The Siloam Inscription
Of course, King Hezekiah’s most enduring feat is the 533-meter tunnel cut in bedrock that bears his name. Visited by millions of people over recent decades, it is referenced in the famous “Siloam Inscription,” which dates back 2,700 years. Discovered in 1880, the Siloam Inscription is a stone slab with ancient Hebraic lettering that marks the spot where work ended on the extensive tunnel King Hezekiah had dug to protect the walled city of Jerusalem’s water supply during times of siege. The historic stone was taken to Istanbul during the waning days of Ottoman rule in the land several decades before the nation of Israel was reborn.
While previous discussions between Jerusalem and Ankara have failed to secure the return of the highly prized artifact, Israeli President Isaac Herzog broached the subject in his official state visit to Turkey last fall. Given Jerusalem’s relations with Turkey are on the mend, it has raised hopes that the Hezekiah stone may finally come home in time for Israel’s 75th anniversary in May.

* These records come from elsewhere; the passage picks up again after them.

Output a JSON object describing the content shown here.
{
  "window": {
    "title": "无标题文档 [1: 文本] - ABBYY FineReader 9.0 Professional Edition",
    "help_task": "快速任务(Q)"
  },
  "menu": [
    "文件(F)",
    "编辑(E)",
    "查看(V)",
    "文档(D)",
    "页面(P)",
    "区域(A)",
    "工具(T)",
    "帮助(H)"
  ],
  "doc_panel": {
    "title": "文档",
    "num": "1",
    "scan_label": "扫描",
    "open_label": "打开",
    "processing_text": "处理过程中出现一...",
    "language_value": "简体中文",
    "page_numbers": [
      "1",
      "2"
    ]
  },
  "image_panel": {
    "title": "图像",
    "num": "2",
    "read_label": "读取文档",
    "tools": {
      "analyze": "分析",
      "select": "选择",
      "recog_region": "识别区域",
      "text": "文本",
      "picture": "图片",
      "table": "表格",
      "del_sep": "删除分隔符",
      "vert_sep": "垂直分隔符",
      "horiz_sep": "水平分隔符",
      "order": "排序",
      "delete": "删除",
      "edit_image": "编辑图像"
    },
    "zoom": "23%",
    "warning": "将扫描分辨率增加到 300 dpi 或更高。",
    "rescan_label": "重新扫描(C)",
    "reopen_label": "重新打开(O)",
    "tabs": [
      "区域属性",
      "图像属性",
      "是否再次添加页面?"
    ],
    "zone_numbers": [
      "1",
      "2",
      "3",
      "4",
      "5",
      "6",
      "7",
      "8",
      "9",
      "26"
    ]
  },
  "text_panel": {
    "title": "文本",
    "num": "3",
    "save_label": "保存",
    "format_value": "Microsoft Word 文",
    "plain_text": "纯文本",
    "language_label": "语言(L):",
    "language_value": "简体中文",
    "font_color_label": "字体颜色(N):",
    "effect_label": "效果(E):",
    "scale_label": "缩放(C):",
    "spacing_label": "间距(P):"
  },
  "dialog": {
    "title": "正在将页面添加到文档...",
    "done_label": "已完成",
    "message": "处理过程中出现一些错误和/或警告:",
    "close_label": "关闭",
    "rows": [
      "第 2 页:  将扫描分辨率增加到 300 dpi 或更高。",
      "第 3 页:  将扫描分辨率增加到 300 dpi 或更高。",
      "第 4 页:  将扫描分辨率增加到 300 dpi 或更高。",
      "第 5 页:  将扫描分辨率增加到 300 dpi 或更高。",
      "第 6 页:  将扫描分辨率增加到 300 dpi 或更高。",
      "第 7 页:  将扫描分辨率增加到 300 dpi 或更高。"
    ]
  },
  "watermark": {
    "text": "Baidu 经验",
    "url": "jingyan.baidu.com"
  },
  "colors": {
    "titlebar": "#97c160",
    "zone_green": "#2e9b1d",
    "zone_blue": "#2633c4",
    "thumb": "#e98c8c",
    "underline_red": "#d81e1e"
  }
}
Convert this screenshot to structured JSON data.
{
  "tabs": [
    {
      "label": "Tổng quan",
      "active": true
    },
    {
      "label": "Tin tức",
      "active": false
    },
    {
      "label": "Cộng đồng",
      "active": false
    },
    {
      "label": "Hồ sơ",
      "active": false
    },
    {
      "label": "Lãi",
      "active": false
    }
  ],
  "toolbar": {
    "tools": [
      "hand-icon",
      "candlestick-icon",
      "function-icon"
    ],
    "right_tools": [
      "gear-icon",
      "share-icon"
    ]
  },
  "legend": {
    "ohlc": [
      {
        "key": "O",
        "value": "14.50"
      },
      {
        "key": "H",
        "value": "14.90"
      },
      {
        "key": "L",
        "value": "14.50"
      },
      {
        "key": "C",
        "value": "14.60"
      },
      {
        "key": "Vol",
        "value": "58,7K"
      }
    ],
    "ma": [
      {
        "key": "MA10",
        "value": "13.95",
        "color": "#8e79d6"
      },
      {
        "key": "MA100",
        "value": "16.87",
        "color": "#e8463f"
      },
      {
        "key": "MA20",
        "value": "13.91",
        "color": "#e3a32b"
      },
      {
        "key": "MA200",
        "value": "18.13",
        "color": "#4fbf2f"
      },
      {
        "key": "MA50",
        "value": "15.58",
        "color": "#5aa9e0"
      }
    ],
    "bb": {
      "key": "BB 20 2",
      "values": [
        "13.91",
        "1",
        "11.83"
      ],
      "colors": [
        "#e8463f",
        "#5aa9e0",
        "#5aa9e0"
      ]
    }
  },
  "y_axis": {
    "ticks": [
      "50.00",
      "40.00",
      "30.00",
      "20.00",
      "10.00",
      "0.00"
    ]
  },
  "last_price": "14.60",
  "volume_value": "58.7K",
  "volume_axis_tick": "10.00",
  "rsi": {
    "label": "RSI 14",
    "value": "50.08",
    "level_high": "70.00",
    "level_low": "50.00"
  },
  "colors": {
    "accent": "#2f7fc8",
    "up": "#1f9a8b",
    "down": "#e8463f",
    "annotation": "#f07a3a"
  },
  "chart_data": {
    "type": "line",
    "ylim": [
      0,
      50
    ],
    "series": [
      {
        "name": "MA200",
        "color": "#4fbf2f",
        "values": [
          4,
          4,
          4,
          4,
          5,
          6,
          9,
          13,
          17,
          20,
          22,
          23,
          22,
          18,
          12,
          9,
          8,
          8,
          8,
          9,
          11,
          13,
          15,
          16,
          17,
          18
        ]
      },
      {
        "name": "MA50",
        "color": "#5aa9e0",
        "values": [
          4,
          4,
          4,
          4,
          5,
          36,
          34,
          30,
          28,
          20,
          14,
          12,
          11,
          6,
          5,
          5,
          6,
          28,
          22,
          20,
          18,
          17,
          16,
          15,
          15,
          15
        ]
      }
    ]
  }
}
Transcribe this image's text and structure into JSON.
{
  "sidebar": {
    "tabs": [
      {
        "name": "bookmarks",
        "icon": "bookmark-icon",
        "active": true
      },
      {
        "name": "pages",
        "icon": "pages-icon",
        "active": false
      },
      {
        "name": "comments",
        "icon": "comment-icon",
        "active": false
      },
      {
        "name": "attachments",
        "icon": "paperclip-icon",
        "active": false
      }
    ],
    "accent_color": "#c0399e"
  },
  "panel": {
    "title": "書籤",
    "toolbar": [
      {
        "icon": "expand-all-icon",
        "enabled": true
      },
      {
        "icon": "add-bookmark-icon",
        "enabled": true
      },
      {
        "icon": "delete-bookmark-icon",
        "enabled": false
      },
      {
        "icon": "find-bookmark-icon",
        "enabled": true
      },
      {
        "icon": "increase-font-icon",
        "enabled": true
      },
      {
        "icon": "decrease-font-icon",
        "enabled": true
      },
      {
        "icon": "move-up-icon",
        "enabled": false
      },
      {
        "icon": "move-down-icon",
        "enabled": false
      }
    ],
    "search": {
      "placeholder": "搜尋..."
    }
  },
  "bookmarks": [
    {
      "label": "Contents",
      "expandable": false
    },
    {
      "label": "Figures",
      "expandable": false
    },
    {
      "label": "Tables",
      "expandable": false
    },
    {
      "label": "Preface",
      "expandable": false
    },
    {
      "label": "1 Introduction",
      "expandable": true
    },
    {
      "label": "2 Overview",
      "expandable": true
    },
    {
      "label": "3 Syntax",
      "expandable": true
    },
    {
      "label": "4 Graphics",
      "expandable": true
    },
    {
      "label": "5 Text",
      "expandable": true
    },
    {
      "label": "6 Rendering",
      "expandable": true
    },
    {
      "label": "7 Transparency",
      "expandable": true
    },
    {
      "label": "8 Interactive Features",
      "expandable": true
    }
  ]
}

Whether or not this national treasure is returned soon, we should all be grateful that Israel has been free to uncover its rich biblical heritage ever since Jewish sovereignty was restored in the land in 1948, leading to one incredible find after another in the exciting field of biblical archaeology. With any other sovereign in the land of Israel, these biblical gems likely would have remained buried or been sold on the black market and lost to history.
This was amply demonstrated by the saga of the Dead Sea Scrolls, first discovered near Qumran in the Judean wilderness in 1947—just before Israel’s rebirth. It was Israeli academics who first alerted the world to the enormity of their discovery and began collecting and preserving the Dead Sea Scrolls for proper examination.